Speech Language Pathologist - What does it mean?   by Mark Lawson

in Careers / Career Management    (submitted 2011-09-16)

Speech language pathologist is the official name for speech therapists. They are responsible for helping people with speech, language and hearing disabilities. These include stuttering, speech rhythm and inability to produce sounds. These disorders are usually caused by an illness, a genetic disorder or an injury. Sometimes, speech pathologists are called upon to help artists deal with accents. They also train sports figures and political leaders in public speaking. Bottom line, they identify the speech disorder of a person and helps to come up with a treatment plan to correct the disability.

A lot of speech language pathologist professionals are employed in schools. These are concentrated in pre school, primary and secondary institutions. Some therapists are employed by one district and they look after several schools in that area.
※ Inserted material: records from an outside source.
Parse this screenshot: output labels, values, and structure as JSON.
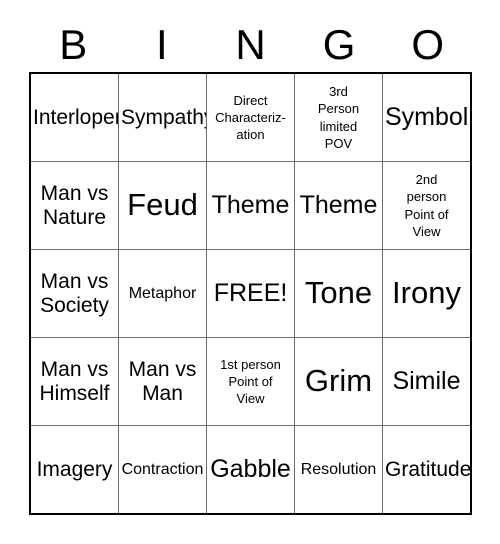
{
  "card": {
    "title_letters": [
      "B",
      "I",
      "N",
      "G",
      "O"
    ],
    "rows": [
      [
        {
          "text": "Interloper",
          "size": "md"
        },
        {
          "text": "Sympathy",
          "size": "md"
        },
        {
          "text": "Direct\nCharacteriz-\nation",
          "size": "xs"
        },
        {
          "text": "3rd\nPerson\nlimited\nPOV",
          "size": "xs"
        },
        {
          "text": "Symbol",
          "size": "lg"
        }
      ],
      [
        {
          "text": "Man vs\nNature",
          "size": "md"
        },
        {
          "text": "Feud",
          "size": "xl"
        },
        {
          "text": "Theme",
          "size": "lg"
        },
        {
          "text": "Theme",
          "size": "lg"
        },
        {
          "text": "2nd\nperson\nPoint of\nView",
          "size": "xs"
        }
      ],
      [
        {
          "text": "Man vs\nSociety",
          "size": "md"
        },
        {
          "text": "Metaphor",
          "size": "sm"
        },
        {
          "text": "FREE!",
          "size": "lg"
        },
        {
          "text": "Tone",
          "size": "xl"
        },
        {
          "text": "Irony",
          "size": "xl"
        }
      ],
      [
        {
          "text": "Man vs\nHimself",
          "size": "md"
        },
        {
          "text": "Man vs\nMan",
          "size": "md"
        },
        {
          "text": "1st person\nPoint of\nView",
          "size": "xs"
        },
        {
          "text": "Grim",
          "size": "xl"
        },
        {
          "text": "Simile",
          "size": "lg"
        }
      ],
      [
        {
          "text": "Imagery",
          "size": "md"
        },
        {
          "text": "Contraction",
          "size": "sm"
        },
        {
          "text": "Gabble",
          "size": "lg"
        },
        {
          "text": "Resolution",
          "size": "sm"
        },
        {
          "text": "Gratitude",
          "size": "md"
        }
      ]
    ],
    "free_space": "FREE!",
    "colors": {
      "background": "#ffffff",
      "text": "#000000",
      "outer_border": "#000000",
      "inner_grid_line": "#6b6b6b"
    }
  }
}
They can also work in hospitals, nursing care facilities, day care centers and home care services. Some of them opt to set up a private practice though most of them were employed first to gain experience and build their credibility.
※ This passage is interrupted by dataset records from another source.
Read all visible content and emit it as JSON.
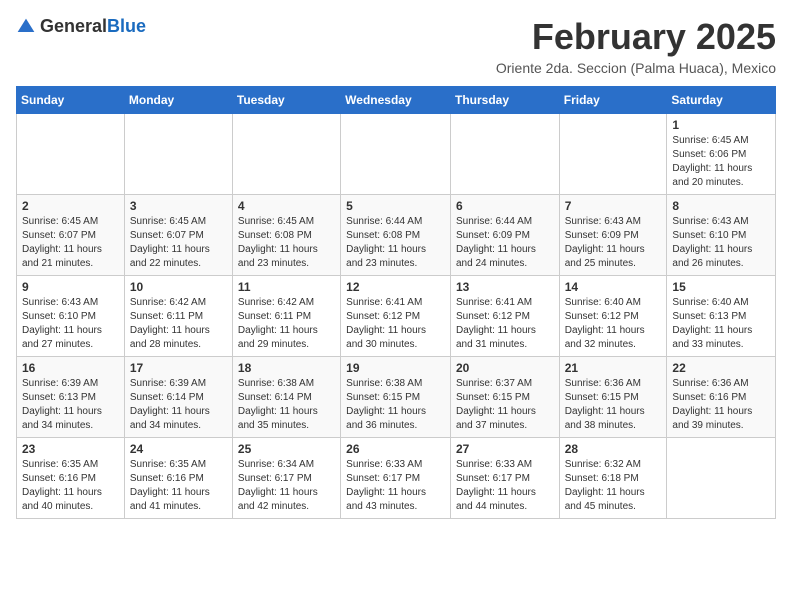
{
  "logo": {
    "general": "General",
    "blue": "Blue"
  },
  "title": "February 2025",
  "location": "Oriente 2da. Seccion (Palma Huaca), Mexico",
  "days_of_week": [
    "Sunday",
    "Monday",
    "Tuesday",
    "Wednesday",
    "Thursday",
    "Friday",
    "Saturday"
  ],
  "weeks": [
    [
      {
        "day": "",
        "details": ""
      },
      {
        "day": "",
        "details": ""
      },
      {
        "day": "",
        "details": ""
      },
      {
        "day": "",
        "details": ""
      },
      {
        "day": "",
        "details": ""
      },
      {
        "day": "",
        "details": ""
      },
      {
        "day": "1",
        "details": "Sunrise: 6:45 AM\nSunset: 6:06 PM\nDaylight: 11 hours\nand 20 minutes."
      }
    ],
    [
      {
        "day": "2",
        "details": "Sunrise: 6:45 AM\nSunset: 6:07 PM\nDaylight: 11 hours\nand 21 minutes."
      },
      {
        "day": "3",
        "details": "Sunrise: 6:45 AM\nSunset: 6:07 PM\nDaylight: 11 hours\nand 22 minutes."
      },
      {
        "day": "4",
        "details": "Sunrise: 6:45 AM\nSunset: 6:08 PM\nDaylight: 11 hours\nand 23 minutes."
      },
      {
        "day": "5",
        "details": "Sunrise: 6:44 AM\nSunset: 6:08 PM\nDaylight: 11 hours\nand 23 minutes."
      },
      {
        "day": "6",
        "details": "Sunrise: 6:44 AM\nSunset: 6:09 PM\nDaylight: 11 hours\nand 24 minutes."
      },
      {
        "day": "7",
        "details": "Sunrise: 6:43 AM\nSunset: 6:09 PM\nDaylight: 11 hours\nand 25 minutes."
      },
      {
        "day": "8",
        "details": "Sunrise: 6:43 AM\nSunset: 6:10 PM\nDaylight: 11 hours\nand 26 minutes."
      }
    ],
    [
      {
        "day": "9",
        "details": "Sunrise: 6:43 AM\nSunset: 6:10 PM\nDaylight: 11 hours\nand 27 minutes."
      },
      {
        "day": "10",
        "details": "Sunrise: 6:42 AM\nSunset: 6:11 PM\nDaylight: 11 hours\nand 28 minutes."
      },
      {
        "day": "11",
        "details": "Sunrise: 6:42 AM\nSunset: 6:11 PM\nDaylight: 11 hours\nand 29 minutes."
      },
      {
        "day": "12",
        "details": "Sunrise: 6:41 AM\nSunset: 6:12 PM\nDaylight: 11 hours\nand 30 minutes."
      },
      {
        "day": "13",
        "details": "Sunrise: 6:41 AM\nSunset: 6:12 PM\nDaylight: 11 hours\nand 31 minutes."
      },
      {
        "day": "14",
        "details": "Sunrise: 6:40 AM\nSunset: 6:12 PM\nDaylight: 11 hours\nand 32 minutes."
      },
      {
        "day": "15",
        "details": "Sunrise: 6:40 AM\nSunset: 6:13 PM\nDaylight: 11 hours\nand 33 minutes."
      }
    ],
    [
      {
        "day": "16",
        "details": "Sunrise: 6:39 AM\nSunset: 6:13 PM\nDaylight: 11 hours\nand 34 minutes."
      },
      {
        "day": "17",
        "details": "Sunrise: 6:39 AM\nSunset: 6:14 PM\nDaylight: 11 hours\nand 34 minutes."
      },
      {
        "day": "18",
        "details": "Sunrise: 6:38 AM\nSunset: 6:14 PM\nDaylight: 11 hours\nand 35 minutes."
      },
      {
        "day": "19",
        "details": "Sunrise: 6:38 AM\nSunset: 6:15 PM\nDaylight: 11 hours\nand 36 minutes."
      },
      {
        "day": "20",
        "details": "Sunrise: 6:37 AM\nSunset: 6:15 PM\nDaylight: 11 hours\nand 37 minutes."
      },
      {
        "day": "21",
        "details": "Sunrise: 6:36 AM\nSunset: 6:15 PM\nDaylight: 11 hours\nand 38 minutes."
      },
      {
        "day": "22",
        "details": "Sunrise: 6:36 AM\nSunset: 6:16 PM\nDaylight: 11 hours\nand 39 minutes."
      }
    ],
    [
      {
        "day": "23",
        "details": "Sunrise: 6:35 AM\nSunset: 6:16 PM\nDaylight: 11 hours\nand 40 minutes."
      },
      {
        "day": "24",
        "details": "Sunrise: 6:35 AM\nSunset: 6:16 PM\nDaylight: 11 hours\nand 41 minutes."
      },
      {
        "day": "25",
        "details": "Sunrise: 6:34 AM\nSunset: 6:17 PM\nDaylight: 11 hours\nand 42 minutes."
      },
      {
        "day": "26",
        "details": "Sunrise: 6:33 AM\nSunset: 6:17 PM\nDaylight: 11 hours\nand 43 minutes."
      },
      {
        "day": "27",
        "details": "Sunrise: 6:33 AM\nSunset: 6:17 PM\nDaylight: 11 hours\nand 44 minutes."
      },
      {
        "day": "28",
        "details": "Sunrise: 6:32 AM\nSunset: 6:18 PM\nDaylight: 11 hours\nand 45 minutes."
      },
      {
        "day": "",
        "details": ""
      }
    ]
  ]
}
Statistics show that almost 120,000 jobs were held by speech therapists in 2008 and it is expected to rise. As the current generation is reaching the elderly age, speech therapists are required to help them retain their speaking skills amid illnesses brought about by old age.

To become a speech language pathologist, you need to complete the educational requirements so you can qualify for a license. Before you can enrol in a speech therapy graduate school, you need to be a graduate of a 4 year degree. The requirements vary per school and state so it is best for you to do some research on the location you are in and the school that you are looking to enter. Make sure that the speech therapy school that you will enrol in is accredited by the American Speech-Language-Hearing Association. Check the school clinical practice assistance because one of the many requirements to get a license is a specific number of hours of hands on experience.

The programs for a speech language pathologist should include studies on anatomy, speech disorders, psychology, human development, phonetics, physiology and neurology. There are programs that will lead you towards a specialization so if you want to help children specifically, for instance, your education must be able to sustain the requirements for that. If your school is accredited, most likely the program has been approved by the governing organization as well and is recognized by the industry when you step out of the school.

speech language pathologist hopefuls must get a license to be allowed to legally practice as a speech therapist. There is a national exam that is given called the Praxis Exam in Speech-Language Pathology. Apart from that, you also need to complete more than 300 hours of supervised hands on practice. After you graduate, you also need 9 months of clinical experience outside of the school.

Once you complete the number of hours and passed the exam, you will be given your license. This license must be renewed and to do that, you will be required to take refresher courses. This is to ensure that you are up to date with the developments in the speech therapy field. These will help you improve your clinical practice and the methods that you will use on your patients.